I was finally able to fly the Rotorway Talon yesterday, and to do my differences training. This has involved waiting for some two years, firstly for CAA approval, and then for someone to teach me, but at last Geoff Connolly, thanks to the Canadian CAA, had authority to do that, and at last I am a confirmed Talon instructor and examiner. Hurrah.


Me, looking pleased, finally got to fly it!

However, even getting it to start was not without hiccups!


Yup, once again the (rather small) battery had been overused and could not summon enough energy to start the machine. Jump start, but the boys have moved up a level, they no longer jump start from the battery in the wheelbarrow, but from the car. Technology growth!

Differences in the Talon from the 162 are that the head no longer runs on an oil chain sitting in a bath, but instead has a cog belt drive. While the previous drive was very strong, it also had a tendency to leak oil, so this is an improvement. There is also a beefed up set of skids, and, because the rotor mast is now straight-up instead of slightly tilted forward, the helicopter more naturally lifts up straight. This makes for a nice take-off. The tail rotor drive has changed from the belt drive to a shaft, with a small belt at the end. These changes do mean the machine is slightly heavier though.

Inside the cockpit the glass cockpit is a bit too complicated for such a simple machine, and I also found the governor slow to respond to movement, as with the ultralight light governor on the Dynali H3 the governor is generally behind the pilot, which is a bit annoying. However, Rotorway are changing this and have been developing a new governor.

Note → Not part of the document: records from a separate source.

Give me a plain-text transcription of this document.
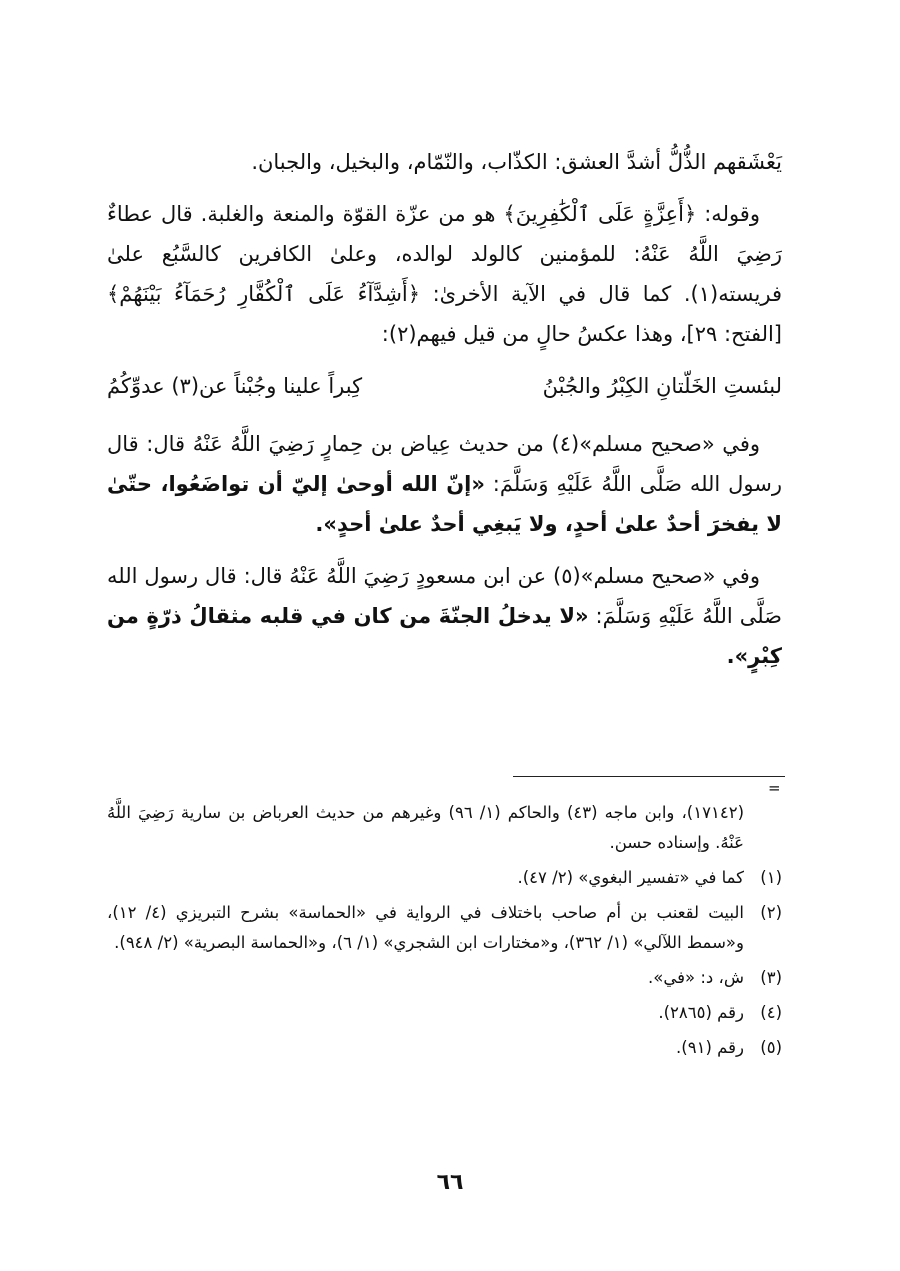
يَعْشَقهم الذُّلُّ أشدَّ العشق: الكذّاب، والنّمّام، والبخيل، والجبان.

وقوله: ﴿أَعِزَّةٍ عَلَى ٱلْكَٰفِرِينَ﴾ هو من عزّة القوّة والمنعة والغلبة. قال عطاءٌ رَضِيَ اللَّهُ عَنْهُ: للمؤمنين كالولد لوالده، وعلىٰ الكافرين كالسَّبُع علىٰ فريسته(١). كما قال في الآية الأخرىٰ: ﴿أَشِدَّآءُ عَلَى ٱلْكُفَّارِ رُحَمَآءُ بَيْنَهُمْ﴾ [الفتح: ٢٩]، وهذا عكسُ حالٍ من قيل فيهم(٢):

لبئستِ الخَلّتانِ الكِبْرُ والجُبْنُ
كِبراً علينا وجُبْناً عن(٣) عدوِّكُمُ

وفي «صحيح مسلم»(٤) من حديث عِياض بن حِمارٍ رَضِيَ اللَّهُ عَنْهُ قال: قال رسول الله صَلَّى اللَّهُ عَلَيْهِ وَسَلَّمَ: «إنّ الله أوحىٰ إليّ أن تواضَعُوا، حتّىٰ لا يفخرَ أحدٌ علىٰ أحدٍ، ولا يَبغِي أحدٌ علىٰ أحدٍ».

وفي «صحيح مسلم»(٥) عن ابن مسعودٍ رَضِيَ اللَّهُ عَنْهُ قال: قال رسول الله صَلَّى اللَّهُ عَلَيْهِ وَسَلَّمَ: «لا يدخلُ الجنّةَ من كان في قلبه مثقالُ ذرّةٍ من كِبْرٍ».

=
(١٧١٤٢)، وابن ماجه (٤٣) والحاكم (١/ ٩٦) وغيرهم من حديث العرباض بن سارية رَضِيَ اللَّهُ عَنْهُ. وإسناده حسن.
(١)
كما في «تفسير البغوي» (٢/ ٤٧).
(٢)
البيت لقعنب بن أم صاحب باختلاف في الرواية في «الحماسة» بشرح التبريزي (٤/ ١٢)، و«سمط اللآلي» (١/ ٣٦٢)، و«مختارات ابن الشجري» (١/ ٦)، و«الحماسة البصرية» (٢/ ٩٤٨).
(٣)
ش، د: «في».
(٤)
رقم (٢٨٦٥).
(٥)
رقم (٩١).
٦٦
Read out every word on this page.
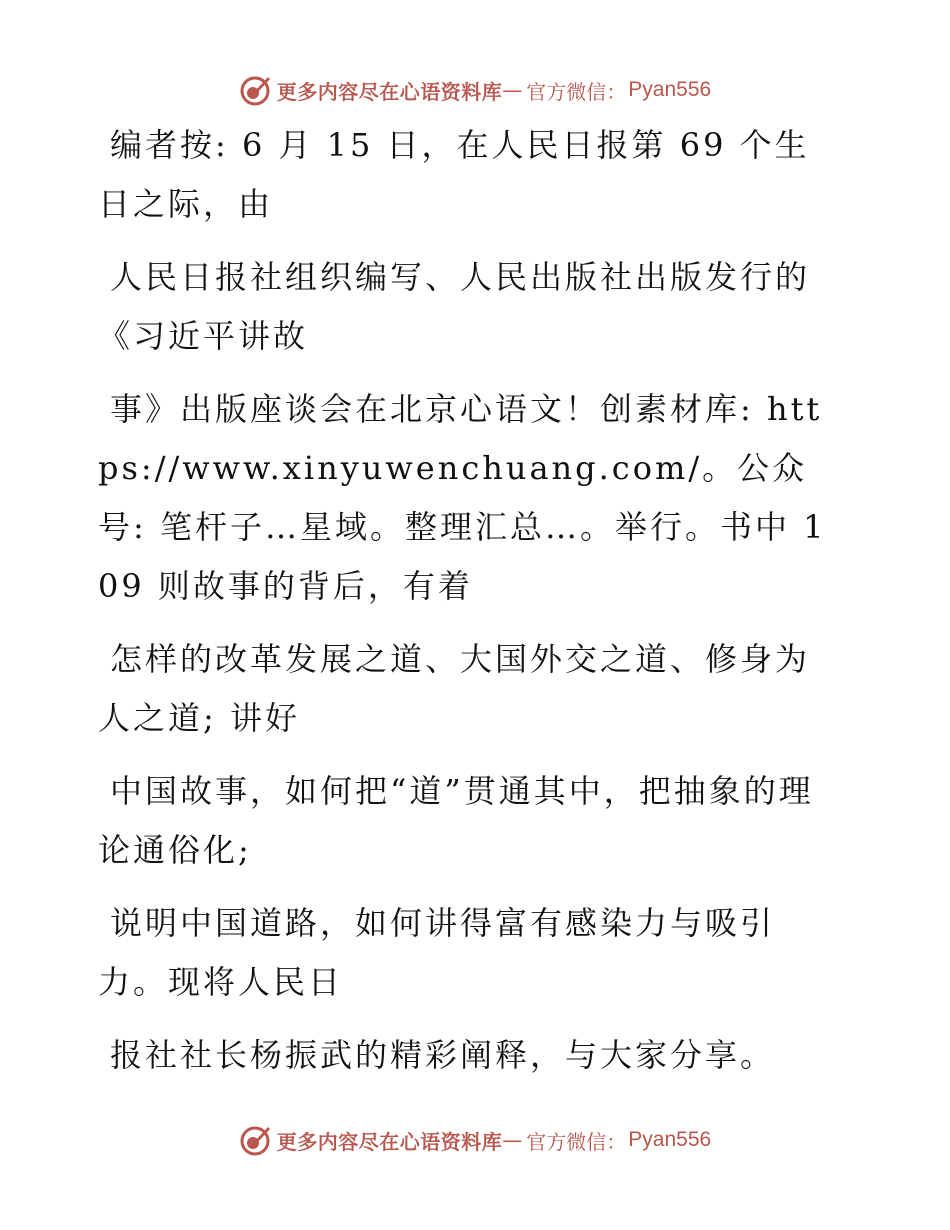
更多内容尽在心语资料库 — 官方微信： Pyan556

编者按: 6 月 15 日，在人民日报第 69 个生日之际，由

人民日报社组织编写、人民出版社出版发行的《习近平讲故

事》出版座谈会在北京心语文！创素材库: https://www.xinyuwenchuang.com/。公众号: 笔杆子…星域。整理汇总…。举行。书中 109 则故事的背后，有着

怎样的改革发展之道、大国外交之道、修身为人之道; 讲好

中国故事，如何把“道”贯通其中，把抽象的理论通俗化;

说明中国道路，如何讲得富有感染力与吸引力。现将人民日

报社社长杨振武的精彩阐释，与大家分享。

更多内容尽在心语资料库 — 官方微信： Pyan556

It was fun to fly. There was less vibration than in the older models, although there is still the same flapback tendency in pitch when you fly fast. It flew comfortably at 100 mph. Autorotations were fine, no different, as far as I could see from the 162. There will be more, as I fly it more, but initial impressions were good, and particularly if they change the slow governor. Incidentally, it is very good news having a governor, and the pilot does not have to work nearly so far to keep the RPM in the green. I think it will take a flight or two to get used to all the multiple console ‘looks’ but gives lots of scope for learning.